Greetings from the National Convention Center in Canberra, where I am attending an "Improving Student Success" workshop, hosted by the Learning and Teaching Support Unit, of the Australian Government Department of Education and Training. This is held in conjunction with the Universities Australia national conference.
The first speaker, Professor Deborah West, Charles Darwin University (CDU), discussed "Learning Analytics" (LA), that is carrying out an analysis of data about how students learn, usually from the learning management system. One issue was concern that the results of the LA would be used to replace staff with recommender systems, which automatically provide students with advice. It seemed to me that LA is only a small part of recommender systems, artificial intelligence (AI) can provide such systems using other techniques. Also many of the insights claimed for LA are already known by educators and part of routine teacher training. The problem is that academics are not trained to teach.
If conventional courses are being delivered, then there is little scope for use of LA after the course has been designed. As an example, if a problem with literacy is identified, then a course can be redesigned, and the prerequisites can be changed. However, once the course has started there is little that can be done.
One interesting point was that about 70% of CDU's student load is on-line, with 30% classroom based. This is close to my prediction for Australian universities generally, being 80% on-line by the end of the decade. Current Australasian universities are about 40% to 50% online (as most students not attending lectures for supposed face-to-face courses).
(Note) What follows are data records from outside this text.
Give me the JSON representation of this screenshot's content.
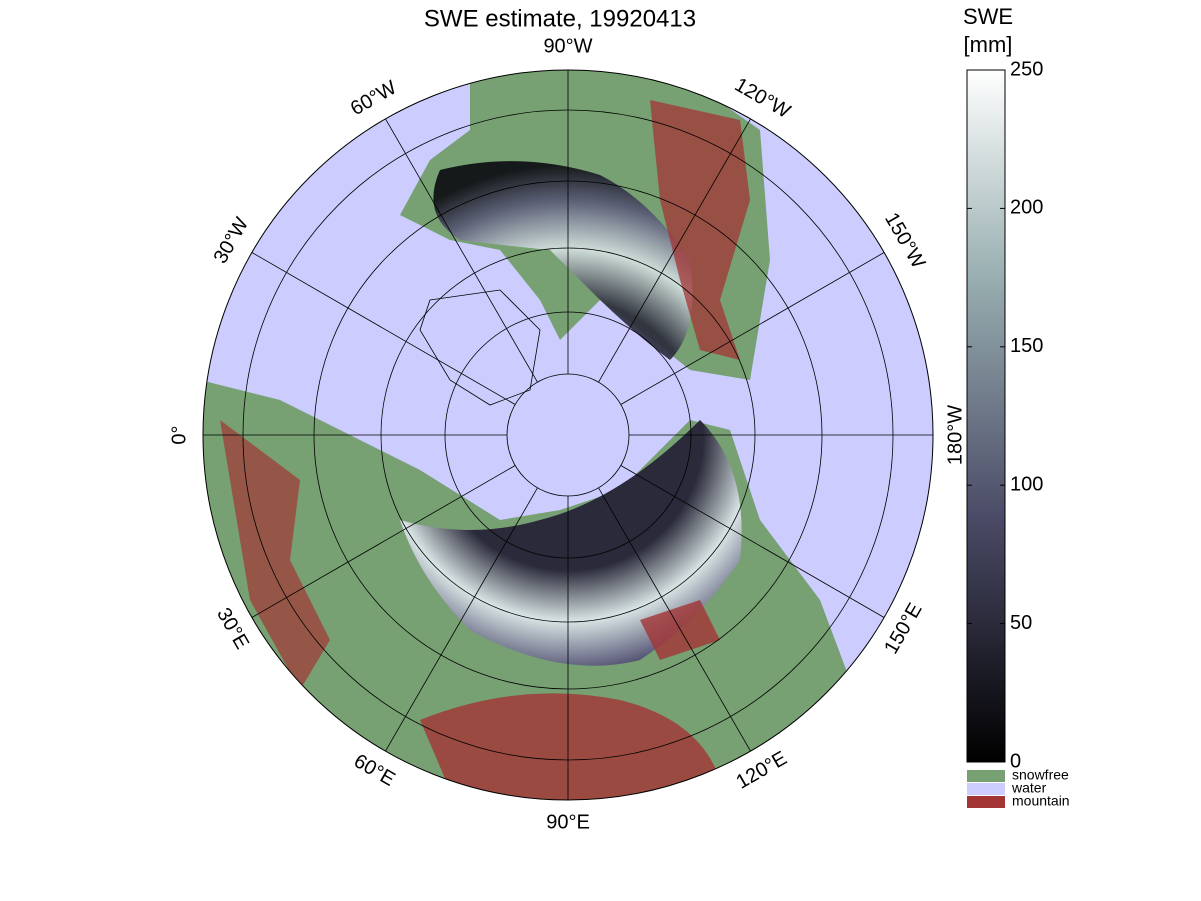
{
  "title": "SWE estimate, 19920413",
  "longitude_labels": [
    {
      "lon": -90,
      "label": "90°W"
    },
    {
      "lon": -60,
      "label": "60°W"
    },
    {
      "lon": -120,
      "label": "120°W"
    },
    {
      "lon": -30,
      "label": "30°W"
    },
    {
      "lon": -150,
      "label": "150°W"
    },
    {
      "lon": 0,
      "label": "0°"
    },
    {
      "lon": -180,
      "label": "180°W"
    },
    {
      "lon": 30,
      "label": "30°E"
    },
    {
      "lon": 150,
      "label": "150°E"
    },
    {
      "lon": 60,
      "label": "60°E"
    },
    {
      "lon": 120,
      "label": "120°E"
    },
    {
      "lon": 90,
      "label": "90°E"
    }
  ],
  "colorbar": {
    "title": [
      "SWE",
      "[mm]"
    ],
    "lim": [
      0,
      250
    ],
    "ticks": [
      0,
      50,
      100,
      150,
      200,
      250
    ]
  },
  "legend": [
    {
      "label": "snowfree",
      "color": "#77a073"
    },
    {
      "label": "water",
      "color": "#ccccff"
    },
    {
      "label": "mountain",
      "color": "#a33434"
    }
  ]
}
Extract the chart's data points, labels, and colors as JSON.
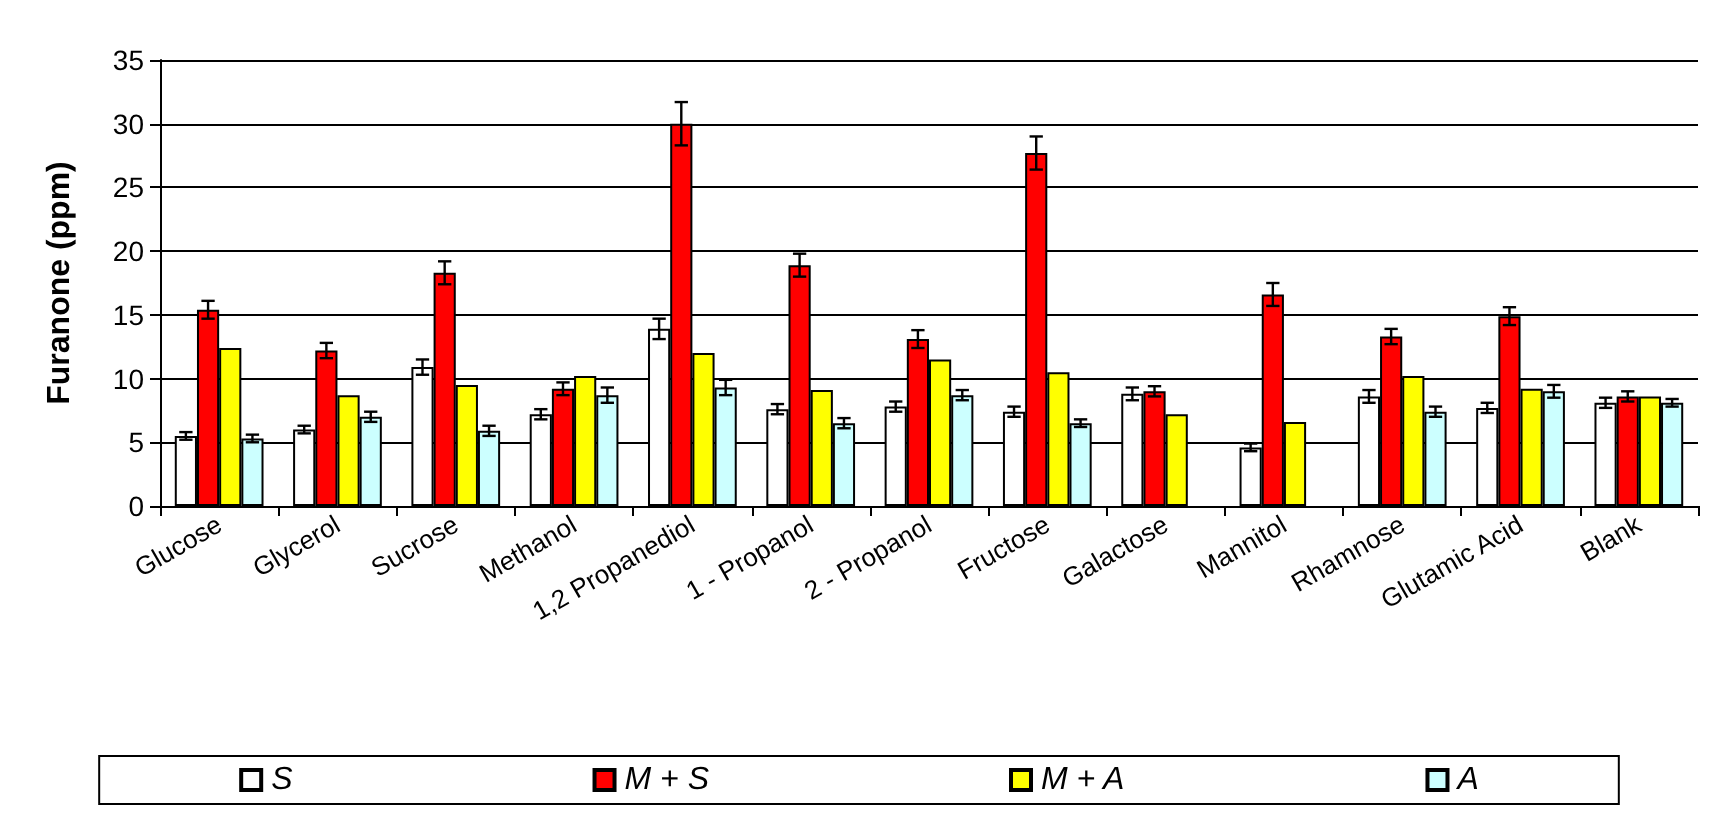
{
  "chart_data": {
    "type": "bar",
    "ylabel": "Furanone (ppm)",
    "categories": [
      "Glucose",
      "Glycerol",
      "Sucrose",
      "Methanol",
      "1,2 Propanediol",
      "1 - Propanol",
      "2 - Propanol",
      "Fructose",
      "Galactose",
      "Mannitol",
      "Rhamnose",
      "Glutamic Acid",
      "Blank"
    ],
    "series": [
      {
        "name": "S",
        "color": "#ffffff",
        "values": [
          5.5,
          6.0,
          10.9,
          7.2,
          13.9,
          7.6,
          7.8,
          7.4,
          8.8,
          4.6,
          8.6,
          7.7,
          8.1
        ],
        "errors": [
          0.3,
          0.3,
          0.6,
          0.4,
          0.8,
          0.4,
          0.4,
          0.4,
          0.5,
          0.3,
          0.5,
          0.4,
          0.4
        ]
      },
      {
        "name": "M + S",
        "color": "#ff0000",
        "values": [
          15.4,
          12.2,
          18.3,
          9.2,
          30.0,
          18.9,
          13.1,
          27.7,
          9.0,
          16.6,
          13.3,
          14.9,
          8.6
        ],
        "errors": [
          0.7,
          0.6,
          0.9,
          0.5,
          1.7,
          0.9,
          0.7,
          1.3,
          0.4,
          0.9,
          0.6,
          0.7,
          0.4
        ]
      },
      {
        "name": "M + A",
        "color": "#ffff00",
        "values": [
          12.4,
          8.7,
          9.5,
          10.2,
          12.0,
          9.1,
          11.5,
          10.5,
          7.2,
          6.6,
          10.2,
          9.2,
          8.6
        ]
      },
      {
        "name": "A",
        "color": "#ccffff",
        "values": [
          5.3,
          7.0,
          5.9,
          8.7,
          9.3,
          6.5,
          8.7,
          6.5,
          null,
          null,
          7.4,
          9.0,
          8.1
        ],
        "errors": [
          0.3,
          0.4,
          0.4,
          0.6,
          0.6,
          0.4,
          0.4,
          0.3,
          null,
          null,
          0.4,
          0.5,
          0.3
        ]
      }
    ],
    "ylim": [
      0,
      35
    ],
    "yticks": [
      0,
      5,
      10,
      15,
      20,
      25,
      30,
      35
    ],
    "grid": "y",
    "legend": "bottom"
  }
}
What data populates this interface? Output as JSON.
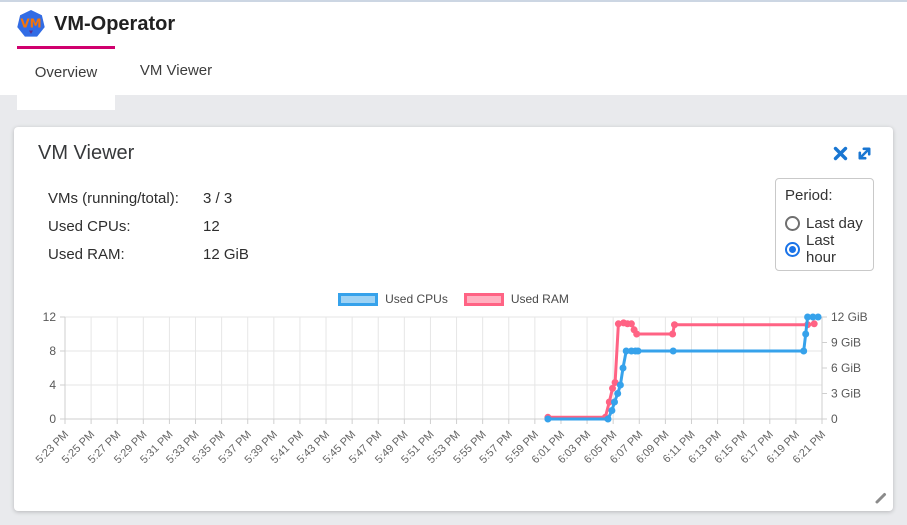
{
  "header": {
    "title": "VM-Operator",
    "logo_text": "VM"
  },
  "tabs": [
    {
      "label": "Overview",
      "active": true
    },
    {
      "label": "VM Viewer",
      "active": false
    }
  ],
  "card": {
    "title": "VM Viewer",
    "actions": [
      {
        "icon": "close-icon"
      },
      {
        "icon": "expand-icon"
      }
    ],
    "stats": [
      {
        "label": "VMs (running/total):",
        "value": "3 / 3"
      },
      {
        "label": "Used CPUs:",
        "value": "12"
      },
      {
        "label": "Used RAM:",
        "value": "12 GiB"
      }
    ],
    "period": {
      "label": "Period:",
      "options": [
        {
          "label": "Last day",
          "selected": false
        },
        {
          "label": "Last hour",
          "selected": true
        }
      ]
    }
  },
  "colors": {
    "tab_indicator": "#d0006e",
    "accent_blue": "#1a73e8",
    "icon_blue": "#1976d2",
    "logo_blue": "#326CE5",
    "logo_text_orange": "#f5740a",
    "cpu_line": "#36A2EB",
    "cpu_fill": "#9ED2F4",
    "ram_line": "#FF6384",
    "ram_fill": "#FFB1C1",
    "grid": "#e6e6e6",
    "axis_border": "#cfcfcf"
  },
  "chart_data": {
    "type": "line",
    "x_ticks": [
      "5:23 PM",
      "5:25 PM",
      "5:27 PM",
      "5:29 PM",
      "5:31 PM",
      "5:33 PM",
      "5:35 PM",
      "5:37 PM",
      "5:39 PM",
      "5:41 PM",
      "5:43 PM",
      "5:45 PM",
      "5:47 PM",
      "5:49 PM",
      "5:51 PM",
      "5:53 PM",
      "5:55 PM",
      "5:57 PM",
      "5:59 PM",
      "6:01 PM",
      "6:03 PM",
      "6:05 PM",
      "6:07 PM",
      "6:09 PM",
      "6:11 PM",
      "6:13 PM",
      "6:15 PM",
      "6:17 PM",
      "6:19 PM",
      "6:21 PM"
    ],
    "x_range_minutes": [
      0,
      58
    ],
    "left_axis": {
      "ticks": [
        0,
        4,
        8,
        12
      ],
      "range": [
        0,
        12
      ]
    },
    "right_axis": {
      "ticks": [
        0,
        3,
        6,
        9,
        12
      ],
      "tick_labels": [
        "0",
        "3 GiB",
        "6 GiB",
        "9 GiB",
        "12 GiB"
      ],
      "range": [
        0,
        12
      ]
    },
    "grid": true,
    "legend_position": "top-center",
    "legend": [
      {
        "name": "Used CPUs",
        "color": "#36A2EB",
        "fill": "#9ED2F4"
      },
      {
        "name": "Used RAM",
        "color": "#FF6384",
        "fill": "#FFB1C1"
      }
    ],
    "series": [
      {
        "name": "Used CPUs",
        "axis": "left",
        "color": "#36A2EB",
        "unit": "CPUs",
        "points": [
          [
            37.0,
            0
          ],
          [
            41.6,
            0
          ],
          [
            41.9,
            1
          ],
          [
            42.1,
            2
          ],
          [
            42.35,
            3
          ],
          [
            42.55,
            4
          ],
          [
            42.75,
            6
          ],
          [
            43.0,
            8
          ],
          [
            43.4,
            8
          ],
          [
            43.7,
            8
          ],
          [
            43.9,
            8
          ],
          [
            46.6,
            8
          ],
          [
            56.6,
            8
          ],
          [
            56.75,
            10
          ],
          [
            56.9,
            12
          ],
          [
            57.3,
            12
          ],
          [
            57.7,
            12
          ]
        ]
      },
      {
        "name": "Used RAM",
        "axis": "right",
        "color": "#FF6384",
        "unit": "GiB",
        "points": [
          [
            37.0,
            0.2
          ],
          [
            41.4,
            0.2
          ],
          [
            41.7,
            2.0
          ],
          [
            41.95,
            3.6
          ],
          [
            42.15,
            4.3
          ],
          [
            42.4,
            11.2
          ],
          [
            42.8,
            11.3
          ],
          [
            43.1,
            11.2
          ],
          [
            43.4,
            11.2
          ],
          [
            43.6,
            10.5
          ],
          [
            43.8,
            10.0
          ],
          [
            46.55,
            10.0
          ],
          [
            46.7,
            11.1
          ],
          [
            56.9,
            11.1
          ],
          [
            57.4,
            11.2
          ]
        ]
      }
    ]
  }
}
Professor West cited: Siemens, G., & Long, P. (2011). Penetrating the fog: Analytics in learning and education. EDUCAUSE review, 46(5), 30. Retrieved from https://net.educause.edu/ir/library/pdf/ERM1151.pdf
Professor Sally Varnham, UTS, chaired a panel of students on the "Student Engagement Partnership" (TSEP) project. What I found lacking from th discussion was on-line student representation and integration into the curriculum. For the last five years I have been a part-time on-line postgraduate student. I felt disenfranchised as most actives and representation structures assumed I was on campus and had spare time to be engaged in extra-curricular activities. I was more than a thousand kilometers from the campus and when not studying I had paid work to do.
Professor Karen Nelson, University of the Sunshine Coast, Queensland. Professor Nelson pointed out that research shows that even those students who do not complete a degree receive significant benefit from higher education. However, I suggest that those students would benefit more if the institution was to award them a sub-degree qualification. Professor Nelson also pointed out that the usual parameters for students (full/part time, age, previous education and so on) accounts for only about 12% of the variation in student outcomes.
Professor Nelson pointed out that regional students are moving to capital city universities. Yesterday an review into regional, rural and remote education was announced by the Australian Government. One way regional universities can compete, I suggest, is to provide quality on-line, vocationally relevant, VET articulated, nested programs.
The Australian Computer Society (ACS) announced yesterday the first advanced professional accreditation for an ICT degree, awarded to the University of Wollongong (UOW) Master of Information and Communication Technology (Advanced). The accreditation requires students to have skills in leadership and management,beyond what is expected in the usual degree. I suggest this will aid completion and engagement of students, as they will be working on work-relevant skills and realistic projects.